Colorado lawmaker says some news should come from a doctor instead of a patient portal

Colorado lawmaker says some news should come from a doctor instead of a patient portal
Source: CBS News

Shaun Boyd is Your Political Reporter at CBS News Colorado. Share you story ideas with her by sending an email to sboyd@cbs.com or yourreporter@cbs.com.

Patient portals like MyChart have dramatically changed health care, giving people immediate access to their medical records, bloodwork, and test results.

But they have also led to patients receiving devastating news while they're alone and without their doctor there to help them interpret it. Republican state Sen. Lisa Frizell is among them.

"I brought this legislation forward in response to my own experience," Frizell told her Colorado Senate colleagues.

They knew she'd been diagnosed with breast cancer in 2025. So, when she went before them recently to talk about a bone scan showing her cancer had spread, the chamber fell silent.

"It said metastasis in L3 vertebrae," Frizell explained in Senate chambers. "Whew, that's a lot."

Frizell says she saw the results in her patient portal at night when there was no one to help her decipher them. She says she went into panic mode and went online looking for answers.

"It was pretty scary," Frizell said. "Actually, it was terrifying."

Frizell says patients shouldn't have to face grim news like that alone. She's teamed up with Democratic state Sen. Kyle Mullica, an emergency room nurse, to delay when certain test results are posted.

"We're not talking about if your flu test is positive or negative," Mullica said before the state Senate. "We're talking about life and death."

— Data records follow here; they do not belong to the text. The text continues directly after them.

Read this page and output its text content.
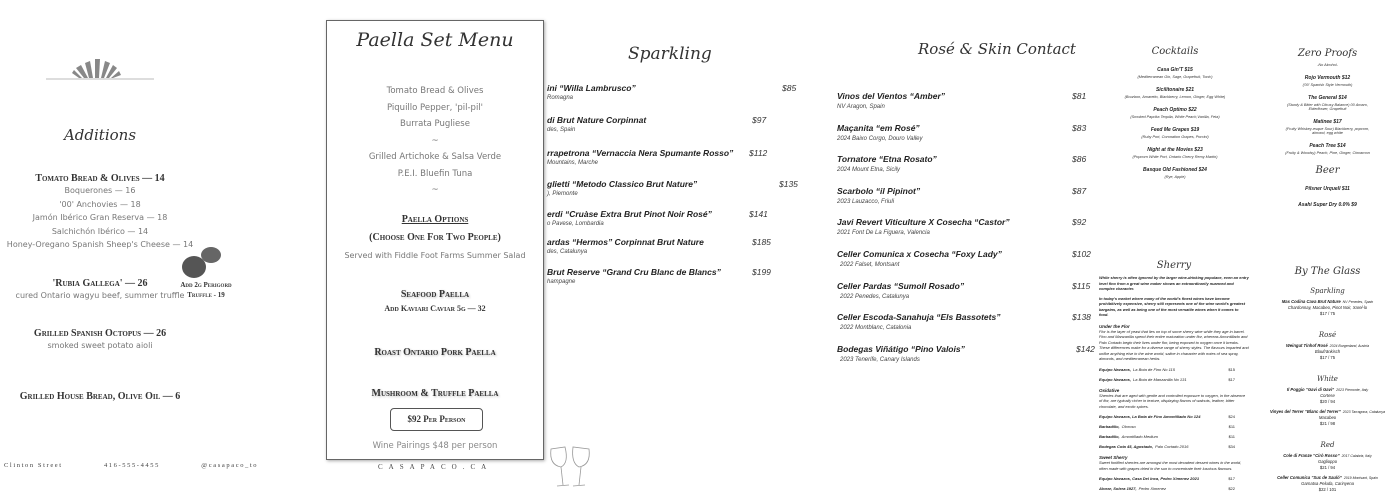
Additions
Tomato Bread & Olives — 14
Boquerones — 16
'00' Anchovies — 18
Jamón Ibérico Gran Reserva — 18
Salchichón Ibérico — 14
Honey-Oregano Spanish Sheep's Cheese — 14
'Rubia Gallega' — 26
cured Ontario wagyu beef, summer truffle
Grilled Spanish Octopus — 26
smoked sweet potato aioli
Grilled House Bread, Olive Oil — 6
Add 2g Perigord Truffle - 19
Clinton Street	416-555-4455	@casapaco_to
Paella Set Menu
Tomato Bread & Olives
Piquillo Pepper, 'pil-pil'
Burrata Pugliese
~
Grilled Artichoke & Salsa Verde
P.E.I. Bluefin Tuna
~
Paella Options
(Choose One For Two People)
Served with Fiddle Foot Farms Summer Salad
Seafood Paella
Add Kaviari Caviar 5g — 32
Roast Ontario Pork Paella
Mushroom & Truffle Paella
$92 Per Person
Wine Pairings $48 per person
CASAPACO.CA
Sparkling
ini “Willa Lambrusco”
Romagna
$85
di Brut Nature Corpinnat
des, Spain
$97
rrapetrona “Vernaccia Nera Spumante Rosso”
Mountains, Marche
$112
glietti “Metodo Classico Brut Nature”
), Piemonte
$135
erdi “Cruàse Extra Brut Pinot Noir Rosé”
o Pavese, Lombardia
$141
ardas “Hermos” Corpinnat Brut Nature
des, Catalunya
$185
Brut Reserve “Grand Cru Blanc de Blancs”
hampagne
$199
Rosé & Skin Contact
Vinos del Vientos “Amber”
NV Aragon, Spain
$81
Maçanita “em Rosé”
2024 Baixo Corgo, Douro Valley
$83
Tornatore “Etna Rosato”
2024 Mount Etna, Sicily
$86
Scarbolo “il Pipinot”
2023 Lauzacco, Friuli
$87
Javi Revert Viticulture X Cosecha “Castor”
2021 Font De La Figuera, Valencia
$92
Celler Comunica x Cosecha “Foxy Lady”
2022 Falset, Montsant
$102
Celler Pardas “Sumoll Rosado”
2022 Penedes, Catalunya
$115
Celler Escoda-Sanahuja “Els Bassotets”
2022 Montblanc, Catalonia
$138
Bodegas Viñátigo “Pino Valois”
2023 Tenerife, Canary Islands
$142
Cocktails
Casa Gin'T $15
(Mediterranean Gin, Sage, Grapefruit, Tonic)
Sicilitonaire $21
(Bourbon, Amaretto, Blackberry, Lemon, Ginger, Egg White)
Peach Optimo $22
(Smoked Paprika Tequila, White Peach,Vanilla, Feta)
Feed Me Grapes $19
(Ruby Port, Coronation Grapes, Porcini)
Night at the Movies $23
(Popcorn White Port, Ontario Cherry Remy Martin)
Basque Old Fashioned $24
(Rye, Apple)
Zero Proofs
-No Alcohol-
Rojo Vermouth $12
('00' Spanish Style Vermouth)
The General $14
(Sturdy & Bitter with Citrusy Balance) 00 Amaro, Elderflower, Grapefruit
Matinee $17
(Fruity Whiskey-esque Sour) Blackberry, popcorn, almond, egg white
Peach Tree $14
(Fruity & Woodsy) Peach, Pine, Ginger, Cinnamon
Beer
Pilsner Urquell $11
Asahi Super Dry 0.0% $9
Sherry
While sherry is often ignored by the larger wine-drinking populace, even an entry level fino from a great wine maker shows an extraordinarily nuanced and complex character.
In today's market where many of the world's finest wines have become prohibitively expensive, sherry still represents one of the wine world's greatest bargains, as well as being one of the most versatile wines when it comes to food.
Under the Flor
Flor is the layer of yeast that lies on top of some sherry wine while they age in barrel. Fino and Manzanilla spend their entire maturation under flor, whereas Amontillado and Palo Cortado begin their lives under flor, being exposed to oxygen once it breaks. These differences make for a diverse range of sherry styles. The flavours imparted and unlike anything else in the wine world, saline in character with notes of sea spray, almonds, and mediterranean herbs.
Equipo Navazos, La Bota de Fino No 115	$15
Equipo Navazos, La Bota de Manzanilla No 131	$17
Oxidative
Sherries that are aged with gentle and controlled exposure to oxygen, in the absence of flor, are typically richer in texture, displaying flavors of walnuts, leather, bitter chocolate, and exotic spices.
Equipo Navazos, La Bota de Fino Amontillado No 124	$24
Barbadillo, Oloroso	$11
Barbadillo, Amontillado Medium	$11
Bodegas Cota 45, Agostado, Palo Cortado 2016	$34
Sweet Sherry
Sweet fortified sherries are amongst the most decadent dessert wines in the world, often made with grapes dried in the sun to concentrate their luscious flavours.
Equipo Navazos, Casa Del Inca, Pedro Ximenez 2021	$17
Alvear, Solera 1927, Pedro Ximenez	$22
By The Glass
Sparkling
Mas Codina Cava Brut Nature NV Penedes, Spain
Chardonnay, Macabeo, Pinot Noir, Xarel-lo
$17 / 75
Rosé
Weingut Tinhof Rosé 2024 Burgenland, Austria
Blaufränkisch
$17 / 75
White
Il Poggio “Gavi di Gavi” 2023 Piemonte, Italy
Cortese
$20 / 94
Vinyes del Terrer “Blanc del Terrer” 2023 Tarragona, Catalunya
Macabeo
$21 / 98
Red
Cole di Franze “Cirò Rosso” 2017 Calabria, Italy
Gaglioppo
$21 / 94
Celler Comunica “Suc de Sauló” 2019 Montsant, Spain
Garnatxa Peluda, Carinyena
$22 / 101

The problem is that federal law doesn't differentiate between mundane and life-altering tests.

The 21st Century Cures Act requires all test results be posted immediately to a patient's portal. But it allows states to pass laws exempting certain tests, including cancer.

Bill SB26-162, sponsored by Frizell and Mullica, would give doctors three days to notify patients before the results of cancer tests or genetic tests for cancer markers are posted.

"There's no way that a doctor should have to race against the clock to get to a patient before they open their portal," Frizell told CBS Colorado.

Frizell says her doctor called the next day, and, after follow-up tests, she learned that what the radiologist thought was cancer wasn't cancer after all.

"And here's the thing is that, once you are diagnosed with cancer, everything is cancer, every shadow, every spot," Frizell told the Senate. "Patient portals are great, but they don't replace the conversation. That hardest conversation, where a doctor tells their patient that they have cancer."

The bill is supported by both the Colorado Medical Society and Colorado Oncology Society.

It passed the Colorado Senate and will now be heard in the Colorado House.

Kentucky, Texas and California have passed similar laws.